Magna Carta of Filipino Seafarers to Improve Working Conditions, Terms of Employment and Career Options – VELARDE


The House committee on overseas workers has approved a substitute bill proposing a “Magna Carta of Filipino Seafarers,” which aims to improve seafarers’ working conditions, terms of employment and career prospects, and to uplift the socio-economic well-being of their families.

The committee chaired by Rep. Mariano Michael Velarde, Jr. (Party-list, Buhay) approved the unnumbered bill, which substituted HBs 78, 457, 574, 1356, 4360 and 4525.

The bill covers Filipino seafarers engaged, employed, or working in any capacity on board Philippine registered ships operating domestically or internationally, as well as those on board foreign registered ships.

It does not cover the following categories of ships: warships and naval auxiliaries; government ships not engaged in commercial operations; ships of traditional build, as may be defined under existing rules and regulations; and fishing vessels.

The “Magna Carta” provides that seafarers shall have the right to a safe and secure workplace that complies with safety standards; decent working and living conditions on board a ship; medical care, welfare measures and other forms of health and social protection; and fair terms and conditions of employment including salary commensurate to their rank, hours of work, basis for wage computation, minimum number of working hours, and rest period consistent with Philippine laws or international maritime conventions, when applicable.

The bill also provides for seafarers’ rights to self-organization; engage in collective bargaining; participate in democratic exercises; access to educational advancement and training at reasonable and affordable costs; relevant information, including the terms and conditions of employment and company policies affecting seafarers; consultation before adopting any maritime policy, executive issuance, rule or regulation affecting seafarers and their families which is promulgated, or before any maritime law that may directly affect them is enacted; against discrimination by sole reason of race, sex, religion and political opinion; free legal representation for those who are victims of violations of the provisions of the Act and who cannot afford the services of a competent and independent counsel; and access to communication such as ship-to-shore telephone communications, and email and internet facilities, where available, especially during their free time or when they are not on duty.

The bill likewise provides that only duly licensed manning or placement and recruitment agencies shall be allowed to operate and engage in the recruitment and placement of seafarers, in accordance with the rules and regulations as may be issued by the Secretary of Labor and Employment.

In addition, no amount or fee shall be charged to the seafarer for their recruitment and placement.

The bill provides that there shall be a standard agreement in writing between the shipowner and the seafarer. The agreement shall be in a working language or in English, executed in three original copies before the start of the employment. The shipowner and the seafarer shall each have a signed original of the agreement. A signed original shall be made available on-board the ship.

For seafarers on-board foreign registered ships, the Philippine Overseas Employment Administration – Standard Employment Contract (POEA-SEC) approved by the DOLE shall be observed.

Trainees, probationary crew members, and other similarly situated shall be paid full minimum wage in accordance with the services rendered. Cadets, on-the-job trainees, apprentices and other similarly situated persons who are onboard vessels as part of the completion of their academic or training program, shall be provided with stipends or allowances, which should not be less than 50 percent of the existing minimum wage of regular seafarers.

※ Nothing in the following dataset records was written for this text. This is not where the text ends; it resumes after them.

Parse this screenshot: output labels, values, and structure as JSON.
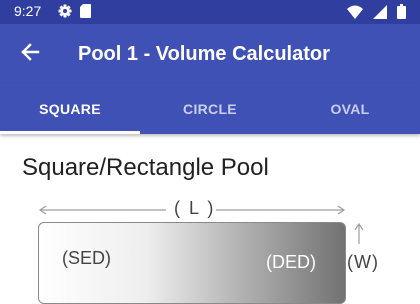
{
  "status_bar": {
    "time": "9:27",
    "left_icons": [
      "gear-icon",
      "sd-card-icon"
    ],
    "right_icons": [
      "wifi-icon",
      "signal-icon",
      "battery-icon"
    ],
    "background": "#303f9f"
  },
  "app_bar": {
    "title": "Pool 1 - Volume Calculator",
    "back_icon": "arrow-back-icon",
    "background": "#3f51b5"
  },
  "tabs": [
    {
      "label": "SQUARE",
      "selected": true
    },
    {
      "label": "CIRCLE",
      "selected": false
    },
    {
      "label": "OVAL",
      "selected": false
    }
  ],
  "main": {
    "section_title": "Square/Rectangle Pool",
    "diagram": {
      "length_label": "( L )",
      "width_label": "(W)",
      "shallow_end_label": "(SED)",
      "deep_end_label": "(DED)"
    }
  }
}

It also specifies work hours, annual leaves, benefits and incentives for the seafarer.

It likewise requires the shipowner to provide adequate equipment, paraphernalia and medical supplies, including medicines on board. The shipwner also shall ensure access to shore facilities for the health of seafarers, as well as the corresponding medical or trained personnel who shall provide first-aid and medical care pursuant to the Maritime Occupational Safety and Health Standards and other pertinent laws, rules and regulations.

Moreover, the shipowner shall ensure that seafarers have access to treatment for sickness or injury, hospitalization and dental treatment.

Furthermore, seafarers shall be entitled to repatriation at the cost of the shipowner, under the bill. In cases of war, epidemics, abandonment of ships by shipowners, disasters, calamities, natural or manmade, and other similar events, the Department of Foreign Affairs, in coordination with the POEA and the Overseas Workers Welfare Administration (OWWA), shall undertake the repatriation of seafarers. The POEA shall require manning agencies to effect repatriation of the seafarers within 48 hours or face suspension order.

Lastly, the shipowner and master, as acting shipowner’s representative, shall be made principally liable for any violation of the provisions of the Act and its implementing rules and regulations.